Occupy Nashville Broken Up; Lawsuits Filed

NASHVILLE (CN) - A newspaper reporter, two teachers and a minister are among dozens of Occupy Nashville protesters who say their constitutional rights were violated when they were arrested at a public plaza across the street from the state Capitol. Two federal lawsuits followed, both decrying violations of the 1st and 14th Amendments, and one claiming assault and excessive force.

Occupy Nashville and six individuals sued Gov. Bill Haslam, Commissioner of Safety and Homeland Security William Gibbons, and Commissioner of General Services Steven Cates in one complaints; Robert Keppler III sued the same defendants and a Tennessee Highway Patrol lieutenant in the other.

Two weeks after Occupy Nashville began on Oct. 7, the city enacted two laws which effectively prevent groups from assembling at "The Plaza," a public site where groups have assembled and governors have been inaugurated for decades.

There were few limitations governing the Plaza before Oct. 27.

Tennessee Highway Patrol officers, dressed in black, began arresting protesters less than 24 hours after the new laws took effect.

"The old rules were amended by fiat without notice, comment, approval by the Attorney General and reporter or publications by the Secretary of State," Occupy Nashville says in its complaint. "The new rules which purport to be of immediate applicability were posted on the plaza in the afternoon of October 27, 2011. These new rules were then enforced on October 28. No emergency requiring the promulgation of new rules existed."

Occupy Nashville says the new rules "unconstitutionally limit access by the public to a forum universally accepted to be an area protected for the speech of the governed."

The six individual plaintiffs say that on the first night of arrests they were taken by bus to the Davidson County Sheriff's Criminal Justice Center, where a judicial commissioner ordered their release for lack of probable cause.

They say the state troopers held them for several more hours, and when they were finally released they found their personal belongings had been stored in an empty garbage bin in the Plaza garage, and that some property had been destroyed.

The plaintiffs say 72 Tennessee Highway Patrol officers were arrested about two dozen protesters that night, including "Nashville Scene" reporter Jonathan Meador and a woman who was not even part of the protests, but was taking photographs nearby.

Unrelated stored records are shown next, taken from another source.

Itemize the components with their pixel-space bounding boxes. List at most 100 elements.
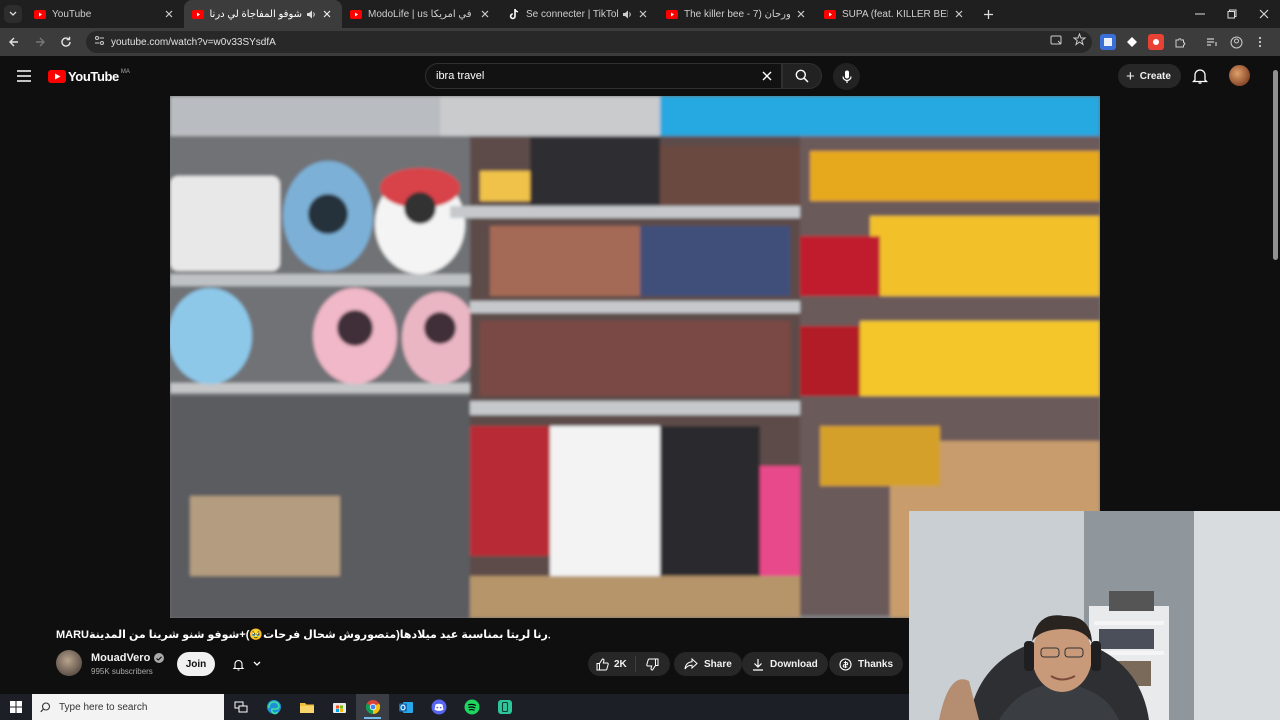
clear-search-icon[interactable]	[755, 64, 779, 88]
tab-title: ModoLife | us في امريكا 😹 DEP	[368, 8, 474, 20]
microphone-icon	[841, 70, 852, 83]
subscribed-notifications-button[interactable]	[222, 652, 270, 676]
browser-tab[interactable]: SUPA (feat. KILLER BEE) (Specia	[816, 0, 974, 28]
share-arrow-icon	[684, 658, 698, 670]
thumbs-down-icon	[645, 658, 658, 670]
tab-search-button[interactable]	[0, 0, 26, 28]
microsoft-store-icon[interactable]	[323, 694, 356, 720]
close-icon[interactable]	[794, 7, 808, 21]
start-button[interactable]	[0, 694, 32, 720]
join-button[interactable]: Join	[177, 652, 215, 676]
windows-logo-icon	[10, 701, 22, 713]
site-info-icon[interactable]	[94, 33, 105, 51]
file-explorer-icon[interactable]	[290, 694, 323, 720]
translate-extension-icon[interactable]	[1100, 34, 1116, 50]
verified-check-icon	[154, 653, 165, 663]
taskbar-search-placeholder: Type here to search	[59, 701, 148, 713]
subscriber-count: 995K subscribers	[91, 667, 153, 676]
youtube-logo[interactable]: YouTube MA	[48, 69, 130, 84]
search-button[interactable]	[782, 63, 822, 89]
media-controls-icon[interactable]	[1204, 34, 1220, 50]
plus-icon: +	[1126, 67, 1135, 85]
browser-tab[interactable]: YouTube	[26, 0, 184, 28]
youtube-favicon-icon	[666, 8, 678, 20]
like-dislike-group: 2K	[588, 652, 670, 676]
tab-title: شوفو المفاجأة لي درنا لريتا بـ	[210, 8, 302, 20]
thanks-button[interactable]: Thanks	[829, 652, 904, 676]
arrow-right-icon	[36, 37, 45, 47]
gem-extension-icon[interactable]	[1124, 34, 1140, 50]
minimize-button[interactable]	[1184, 0, 1216, 28]
spotify-icon[interactable]	[455, 694, 488, 720]
channel-avatar[interactable]	[56, 650, 82, 676]
new-tab-button[interactable]	[974, 0, 1002, 28]
channel-name-row[interactable]: MouadVero	[91, 652, 165, 664]
reload-icon	[61, 36, 71, 47]
close-icon[interactable]	[636, 7, 650, 21]
speaker-icon[interactable]	[622, 10, 632, 19]
task-view-icon[interactable]	[224, 694, 257, 720]
like-button[interactable]: 2K	[588, 656, 636, 672]
share-button[interactable]: Share	[674, 652, 742, 676]
thanks-label: Thanks	[858, 658, 894, 670]
search-icon	[40, 701, 51, 712]
search-query[interactable]: ibra travel	[436, 70, 755, 82]
dislike-button[interactable]	[636, 658, 668, 671]
bell-icon	[232, 659, 244, 670]
scrollbar-thumb[interactable]	[1273, 70, 1278, 260]
tab-title: The killer bee - ايت اورحان (7AD	[684, 8, 790, 20]
close-icon[interactable]	[952, 7, 966, 21]
hamburger-menu-icon[interactable]	[14, 68, 34, 84]
forward-button[interactable]	[28, 30, 52, 54]
taskbar-search-input[interactable]: Type here to search	[32, 694, 224, 720]
bookmark-star-icon[interactable]	[1072, 32, 1087, 51]
kebab-menu-icon[interactable]	[1252, 34, 1268, 50]
speaker-icon[interactable]	[306, 10, 316, 19]
download-icon	[753, 658, 763, 671]
youtube-wordmark: YouTube	[68, 69, 119, 84]
chrome-icon[interactable]	[356, 694, 389, 720]
super-thanks-icon	[839, 657, 852, 671]
browser-tab[interactable]: ModoLife | us في امريكا 😹 DEP	[342, 0, 500, 28]
back-button[interactable]	[2, 30, 26, 54]
edge-icon[interactable]	[257, 694, 290, 720]
close-window-button[interactable]	[1248, 0, 1280, 28]
reload-button[interactable]	[54, 30, 78, 54]
search-input[interactable]: ibra travel	[425, 63, 782, 89]
url-text: youtube.com/watch?v=w0v33SYsdfA	[111, 36, 276, 48]
create-button[interactable]: + Create	[1118, 64, 1181, 88]
notifications-bell-icon[interactable]	[1191, 67, 1209, 85]
webcam-feed-image	[909, 511, 1280, 720]
discord-icon[interactable]	[422, 694, 455, 720]
address-bar[interactable]: youtube.com/watch?v=w0v33SYsdfA	[86, 31, 1092, 53]
phone-link-icon[interactable]	[488, 694, 521, 720]
browser-tab[interactable]: Se connecter | TikTok	[500, 0, 658, 28]
tab-title: SUPA (feat. KILLER BEE) (Specia	[842, 8, 948, 20]
country-code: MA	[120, 68, 130, 75]
red-extension-icon[interactable]	[1148, 34, 1164, 50]
like-count: 2K	[614, 658, 627, 670]
browser-tab[interactable]: The killer bee - ايت اورحان (7AD	[658, 0, 816, 28]
profile-icon[interactable]	[1228, 34, 1244, 50]
youtube-play-logo-icon	[48, 70, 66, 83]
outlook-icon[interactable]	[389, 694, 422, 720]
close-icon[interactable]	[478, 7, 492, 21]
close-icon[interactable]	[320, 7, 334, 21]
join-label: Join	[185, 658, 207, 670]
plus-icon	[983, 9, 993, 19]
create-label: Create	[1139, 70, 1171, 82]
close-icon[interactable]	[162, 7, 176, 21]
puzzle-extensions-icon[interactable]	[1172, 34, 1188, 50]
browser-tab-active[interactable]: شوفو المفاجأة لي درنا لريتا بـ	[184, 0, 342, 28]
voice-search-button[interactable]	[833, 63, 860, 90]
download-button[interactable]: Download	[742, 652, 828, 676]
youtube-favicon-icon	[350, 8, 362, 20]
page-scrollbar[interactable]	[1270, 56, 1280, 511]
cast-icon[interactable]	[1050, 33, 1063, 51]
windows-taskbar: Type here to search	[0, 694, 909, 720]
arrow-left-icon	[9, 37, 18, 47]
channel-name[interactable]: MouadVero	[91, 652, 150, 664]
screen: YouTube شوفو المفاجأة لي درنا لريتا بـ M…	[0, 0, 1280, 720]
account-avatar[interactable]	[1229, 65, 1250, 86]
restore-button[interactable]	[1216, 0, 1248, 28]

Robert Charles Keppler III, a native of Louisiana, says he was in town to help his son, a U.S. Army veteran returning from duty in Afghanistan. Keppler, who is disabled and uses a cane to walk, was sitting at the protest with a sign and his son's military dress uniform. He says Highway Patrolmen zip-tied his hands and ordered him to get up.

When he could not, Keppler says, they dragged him across the Plaza, "forced their fingers in his nostrils to pull his head back," and dropped him facedown on the concrete.

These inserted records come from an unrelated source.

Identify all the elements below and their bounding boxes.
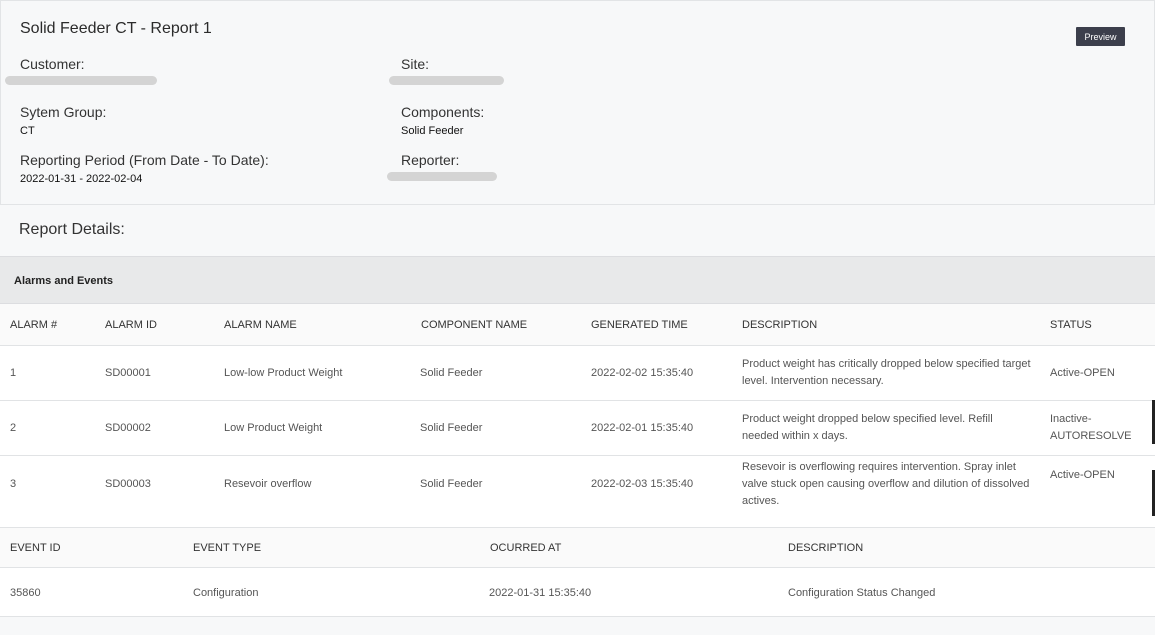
report-title: Solid Feeder CT - Report 1 <box>20 20 212 37</box>
event-id: 35860 <box>10 587 41 599</box>
customer-label: Customer: <box>20 56 85 72</box>
column-header-occurred-at: OCURRED AT <box>490 542 562 554</box>
alarm-id: SD00002 <box>105 422 151 434</box>
alarms-events-section-header: Alarms and Events <box>0 256 1155 304</box>
alarm-description: Product weight has critically dropped be… <box>742 358 1031 387</box>
alarm-id: SD00003 <box>105 478 151 490</box>
generated-time: 2022-02-02 15:35:40 <box>591 367 694 379</box>
customer-value-redacted <box>5 76 157 85</box>
system-group-value: CT <box>20 125 35 137</box>
alarm-num: 1 <box>10 367 17 379</box>
events-table: EVENT ID EVENT TYPE OCURRED AT DESCRIPTI… <box>0 528 1155 617</box>
component-name: Solid Feeder <box>420 367 483 379</box>
report-details-title: Report Details: <box>19 221 125 238</box>
reporting-period-value: 2022-01-31 - 2022-02-04 <box>20 173 143 185</box>
alarm-status: Inactive-AUTORESOLVE <box>1050 413 1132 442</box>
alarms-events-title: Alarms and Events <box>14 275 114 287</box>
reporting-period-label: Reporting Period (From Date - To Date): <box>20 152 269 168</box>
component-name: Solid Feeder <box>420 422 483 434</box>
event-description: Configuration Status Changed <box>788 587 936 599</box>
components-label: Components: <box>401 104 485 120</box>
alarm-status: Active-OPEN <box>1050 469 1115 481</box>
column-header-event-type: EVENT TYPE <box>193 542 262 554</box>
report-header-panel: Solid Feeder CT - Report 1 Preview Custo… <box>0 0 1155 205</box>
site-value-redacted <box>389 76 504 85</box>
alarms-table: ALARM # ALARM ID ALARM NAME COMPONENT NA… <box>0 304 1155 528</box>
alarm-num: 3 <box>10 478 17 490</box>
alarm-name: Low-low Product Weight <box>224 367 343 379</box>
table-row: 3 SD00003 Resevoir overflow Solid Feeder… <box>0 456 1155 528</box>
system-group-label: Sytem Group: <box>20 104 107 120</box>
column-header-component-name: COMPONENT NAME <box>421 319 528 331</box>
column-header-alarm-num: ALARM # <box>10 319 58 331</box>
column-header-event-description: DESCRIPTION <box>788 542 864 554</box>
component-name: Solid Feeder <box>420 478 483 490</box>
alarm-id: SD00001 <box>105 367 151 379</box>
event-occurred-at: 2022-01-31 15:35:40 <box>489 587 592 599</box>
event-type: Configuration <box>193 587 259 599</box>
column-header-description: DESCRIPTION <box>742 319 818 331</box>
column-header-alarm-id: ALARM ID <box>105 319 157 331</box>
table-row: 1 SD00001 Low-low Product Weight Solid F… <box>0 346 1155 401</box>
column-header-alarm-name: ALARM NAME <box>224 319 297 331</box>
column-header-generated-time: GENERATED TIME <box>591 319 688 331</box>
alarms-table-header: ALARM # ALARM ID ALARM NAME COMPONENT NA… <box>0 304 1155 346</box>
components-value: Solid Feeder <box>401 125 464 137</box>
alarm-name: Low Product Weight <box>224 422 323 434</box>
reporter-value-redacted <box>387 172 497 181</box>
generated-time: 2022-02-01 15:35:40 <box>591 422 694 434</box>
alarm-name: Resevoir overflow <box>224 478 312 490</box>
reporter-label: Reporter: <box>401 152 460 168</box>
column-header-status: STATUS <box>1050 319 1092 331</box>
alarm-status: Active-OPEN <box>1050 367 1115 379</box>
alarm-num: 2 <box>10 422 17 434</box>
table-row: 2 SD00002 Low Product Weight Solid Feede… <box>0 401 1155 456</box>
alarm-description: Product weight dropped below specified l… <box>742 413 993 442</box>
table-row: 35860 Configuration 2022-01-31 15:35:40 … <box>0 568 1155 617</box>
alarm-description: Resevoir is overflowing requires interve… <box>742 461 1030 507</box>
column-header-event-id: EVENT ID <box>10 542 61 554</box>
site-label: Site: <box>401 56 430 72</box>
preview-button[interactable]: Preview <box>1076 27 1125 46</box>
events-table-header: EVENT ID EVENT TYPE OCURRED AT DESCRIPTI… <box>0 528 1155 568</box>
generated-time: 2022-02-03 15:35:40 <box>591 478 694 490</box>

Keppler sued Highway Patrol Lt. Preston Donaldson as well as the high-ranking state officials, saying, "The actions of defendants Haslam, Gibbons, Cates and Donaldson constitute a civil conspiracy calculated with malice to deprive plaintiff and other similarly situated individuals of their clearly defined constitutional rights to peacefully assemble and express non-violent free speech."

Keppler seeks damages for assault and battery, unlawful arrest, false imprisonment, illegal search and seizure, constitutional violations, and violations of Tennessee's Uniform Procedures Act.

Both lawsuits challenge the curfew and permit requirements imposed by the Department of General Services.

Occupy Nashville is one of many offshoots of the Occupy Wall Street movement that began Sept. 17 in New York, to protest corporate greed and corporate and government corruption. The Occupy movement has inspired protests in more than 70 cities and 600 communities across the United States. Roughly 3,000 people have been arrested.